Big PSUs, including Oil India, ONGC, IOC and Coal India, and private sector entities are not spending the mandatory two per cent of their annual profits in CSR activities in Assam, despite having their production units in the state, an assembly committee has observed.
The assembly panel in its report for the Industries Department for 2021-22 suggested that PSUs and private firms with production units outside Assam should spend at least five per cent of their total corporate social responsibility (CSR) funds in the state.
"The committee observes with serious note that the performance of CSR activities of the PSUs and the private sector industries in the state is very dismal.
"... the private sector industries and the PSUs such as OIL, ONGC, IOC, NRL, IOCL(BGR), Coal India Ltd, with their production units in the state are not spending the mandatory two per cent of their annual profit(s) for gainful purpose," the Departmentally Related Standing Committee on Development (A) Departments said in its report.
The CSR activities undertaken by the companies are mainly concentrated in the nearby areas of their units, while such works were not evenly distributed all over the state, the panel said.

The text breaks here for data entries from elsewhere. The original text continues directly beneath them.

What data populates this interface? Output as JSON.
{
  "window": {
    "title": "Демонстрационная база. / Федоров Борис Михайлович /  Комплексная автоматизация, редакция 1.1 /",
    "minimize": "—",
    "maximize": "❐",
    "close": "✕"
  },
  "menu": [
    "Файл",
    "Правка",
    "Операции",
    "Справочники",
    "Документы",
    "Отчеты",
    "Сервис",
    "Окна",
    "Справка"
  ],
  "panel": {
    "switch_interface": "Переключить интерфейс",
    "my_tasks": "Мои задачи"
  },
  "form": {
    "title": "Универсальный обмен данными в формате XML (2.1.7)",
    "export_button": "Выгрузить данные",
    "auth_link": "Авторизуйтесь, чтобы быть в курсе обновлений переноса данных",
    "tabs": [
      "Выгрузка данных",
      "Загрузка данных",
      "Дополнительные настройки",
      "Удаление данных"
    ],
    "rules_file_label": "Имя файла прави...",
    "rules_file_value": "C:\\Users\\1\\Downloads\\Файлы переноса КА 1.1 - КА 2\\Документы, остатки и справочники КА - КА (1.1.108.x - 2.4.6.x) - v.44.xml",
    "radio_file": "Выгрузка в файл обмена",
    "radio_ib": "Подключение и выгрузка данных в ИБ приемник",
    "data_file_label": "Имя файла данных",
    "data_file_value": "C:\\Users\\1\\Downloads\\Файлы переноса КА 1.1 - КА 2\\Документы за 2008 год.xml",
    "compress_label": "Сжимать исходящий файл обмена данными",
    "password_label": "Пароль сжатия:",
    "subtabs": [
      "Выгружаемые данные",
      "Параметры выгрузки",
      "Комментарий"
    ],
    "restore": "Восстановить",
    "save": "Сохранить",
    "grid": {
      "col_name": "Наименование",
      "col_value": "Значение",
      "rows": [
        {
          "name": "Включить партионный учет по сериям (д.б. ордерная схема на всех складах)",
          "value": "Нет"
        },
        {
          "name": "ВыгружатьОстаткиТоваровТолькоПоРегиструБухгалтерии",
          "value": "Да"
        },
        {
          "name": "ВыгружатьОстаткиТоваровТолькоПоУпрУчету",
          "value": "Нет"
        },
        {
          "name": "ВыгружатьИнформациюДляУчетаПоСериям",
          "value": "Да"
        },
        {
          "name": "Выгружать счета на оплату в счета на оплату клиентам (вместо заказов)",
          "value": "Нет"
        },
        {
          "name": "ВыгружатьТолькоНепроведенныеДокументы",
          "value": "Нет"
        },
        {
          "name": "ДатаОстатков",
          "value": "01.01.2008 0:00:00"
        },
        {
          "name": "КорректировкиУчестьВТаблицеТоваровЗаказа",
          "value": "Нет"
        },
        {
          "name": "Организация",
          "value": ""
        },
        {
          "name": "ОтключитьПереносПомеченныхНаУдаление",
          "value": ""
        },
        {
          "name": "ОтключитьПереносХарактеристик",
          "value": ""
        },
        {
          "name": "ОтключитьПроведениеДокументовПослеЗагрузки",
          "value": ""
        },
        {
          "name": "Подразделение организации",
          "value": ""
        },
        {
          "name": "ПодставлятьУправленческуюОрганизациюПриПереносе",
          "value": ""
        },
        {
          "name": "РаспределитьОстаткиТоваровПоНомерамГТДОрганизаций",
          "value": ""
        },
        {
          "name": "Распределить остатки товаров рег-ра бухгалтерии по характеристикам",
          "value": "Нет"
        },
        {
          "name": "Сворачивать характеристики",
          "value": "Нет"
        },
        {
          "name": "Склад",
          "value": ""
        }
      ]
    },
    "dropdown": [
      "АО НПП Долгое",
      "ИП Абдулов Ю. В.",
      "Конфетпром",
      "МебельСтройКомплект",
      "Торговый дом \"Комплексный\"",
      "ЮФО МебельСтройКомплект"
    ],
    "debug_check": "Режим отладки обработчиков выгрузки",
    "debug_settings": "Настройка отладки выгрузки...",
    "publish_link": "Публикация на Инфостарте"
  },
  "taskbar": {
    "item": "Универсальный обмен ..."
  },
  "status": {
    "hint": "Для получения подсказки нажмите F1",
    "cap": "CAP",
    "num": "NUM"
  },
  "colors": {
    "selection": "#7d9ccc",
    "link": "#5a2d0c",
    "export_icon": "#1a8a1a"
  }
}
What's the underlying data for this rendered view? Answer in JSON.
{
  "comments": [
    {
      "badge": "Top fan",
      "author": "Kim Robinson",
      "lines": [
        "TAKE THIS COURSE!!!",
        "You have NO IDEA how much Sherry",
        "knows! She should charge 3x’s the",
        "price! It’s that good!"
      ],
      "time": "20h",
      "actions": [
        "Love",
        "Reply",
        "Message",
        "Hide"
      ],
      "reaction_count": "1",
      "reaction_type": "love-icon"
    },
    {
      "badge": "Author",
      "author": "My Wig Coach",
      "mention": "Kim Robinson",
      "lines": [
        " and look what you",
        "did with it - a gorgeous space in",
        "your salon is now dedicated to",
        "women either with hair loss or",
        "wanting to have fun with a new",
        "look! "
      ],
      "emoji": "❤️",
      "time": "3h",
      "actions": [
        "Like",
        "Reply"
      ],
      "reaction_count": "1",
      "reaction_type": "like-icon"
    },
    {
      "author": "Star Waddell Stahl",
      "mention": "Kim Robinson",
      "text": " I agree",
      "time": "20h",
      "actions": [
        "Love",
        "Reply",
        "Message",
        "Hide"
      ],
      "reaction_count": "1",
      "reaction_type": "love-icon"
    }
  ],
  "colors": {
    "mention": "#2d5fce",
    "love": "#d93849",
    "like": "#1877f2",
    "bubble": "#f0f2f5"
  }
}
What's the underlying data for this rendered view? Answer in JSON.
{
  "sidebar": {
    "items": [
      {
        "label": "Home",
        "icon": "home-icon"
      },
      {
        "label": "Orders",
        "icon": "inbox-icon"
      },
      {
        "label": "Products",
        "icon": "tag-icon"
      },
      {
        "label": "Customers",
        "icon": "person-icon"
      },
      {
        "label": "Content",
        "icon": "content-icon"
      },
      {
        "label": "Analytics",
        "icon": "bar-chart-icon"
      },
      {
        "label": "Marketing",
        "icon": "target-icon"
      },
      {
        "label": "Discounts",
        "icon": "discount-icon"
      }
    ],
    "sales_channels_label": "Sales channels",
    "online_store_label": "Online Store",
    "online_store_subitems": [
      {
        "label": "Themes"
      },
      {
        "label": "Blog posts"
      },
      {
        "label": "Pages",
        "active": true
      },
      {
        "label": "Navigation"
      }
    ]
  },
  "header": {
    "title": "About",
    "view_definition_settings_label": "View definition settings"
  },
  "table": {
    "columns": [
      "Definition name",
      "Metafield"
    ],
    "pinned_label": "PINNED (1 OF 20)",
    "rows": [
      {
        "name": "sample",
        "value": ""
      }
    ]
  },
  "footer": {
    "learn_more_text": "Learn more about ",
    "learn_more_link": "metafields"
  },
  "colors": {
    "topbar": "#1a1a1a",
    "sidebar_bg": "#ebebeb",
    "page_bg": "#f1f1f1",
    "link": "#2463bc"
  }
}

"The committee further observes that the PSUs and the private sector industries with their production units outside the state are hardly spending any amount of CSR fund(s) in Assam, although the state is lagging far behind in respect of the development indices and the SDG goals," the report said.
After considering the lapses in activities, the panel recommended the firms not having production units in Assam should spend at least five per cent of their total CSR funds in the state.
"The PSUs and the private sector industries with their production units within the state such as OIL, ONGC, IOC, NRL, IOCL(BGR), Coal India Ltd etc shall mandatorily spend 2 per cent of their annual profits for CSR activities," it said
The entities should "evenly distribute their CSR funds all over the state instead of concentrating only on a few nearby districts", the assembly committee said.
The panel suggested the formation of district-level committees, comprising deputy commissioners, MLAs and MPs, for selection and proper monitoring of the schemes under the CSR.
"The details of the schemes along with their location and amount spent for each scheme in the state during the last five financial years under CSR fund by both the PSUs and the private sector industries shall be placed before the committee(s) within a period of six months," it added.
According to the Companies Act, 2013, every entity having a net worth of Rs 500 crore or more, or turnover of Rs 1,000 crore or more, or a net profit of Rs 5 crore or more must spend at least two per cent of the average net profits made during the three immediately preceding financial years, giving preference to the local areas around it where it operates. Small firms do not come under the ambit of mandatory CSR.